マーガレット・サッチャーが79年に英国史上初の女性首相に就任した当時、英国議会(下院)における女性議員は635人中19人(3%)にすぎなかった。

しかし野党保守党の党首だったサッチャーは労働党政権を倒す「強い意志の力」で総選挙に臨み、高インフレにあえぐ国民が政権交代を求める「モメンタム」を取り込むことに成功し選挙に圧勝、首相の座をつかんでいる。
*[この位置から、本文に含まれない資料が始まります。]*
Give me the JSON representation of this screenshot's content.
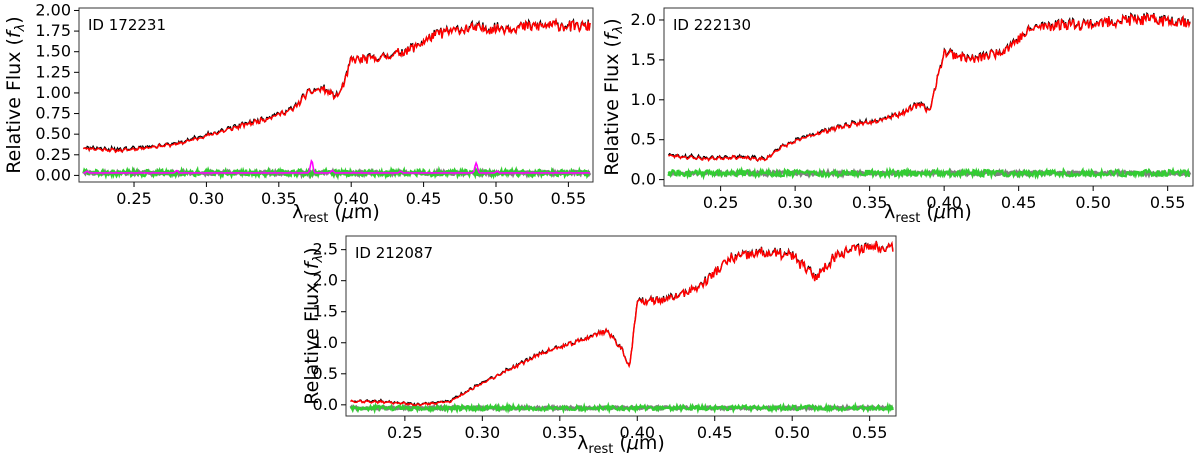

女性首相の代名詞とも言えるサッチャー以外に、首相あるいは大統領に就任した女性はスリランカのシリマボ・バンダラナイケ首相(60年)から、イタリアのジョルジャ・メローニ首相(22年)、タイのペートンタン・シナワット首相(24年)に至るまで、その数は100人近くに達している。

その内実はさまざまだ。

例えばインディラ・ガンジーは、父親であるインド初代首相ジャワハルラル・ネールの病死後、その政治的威信を受け継いで66年に首相に就任。強権政治の批判を浴びながらも国民会議派を率いて通算16年近く首相を務めた。

彼女の暗殺後に政権を引き継いだのは息子ラジブ・ガンジーであり、親子3代にわたる「ネール・ガンジー王朝」と呼ばれた名望家支配を築き上げる政治的パワーを持っていた。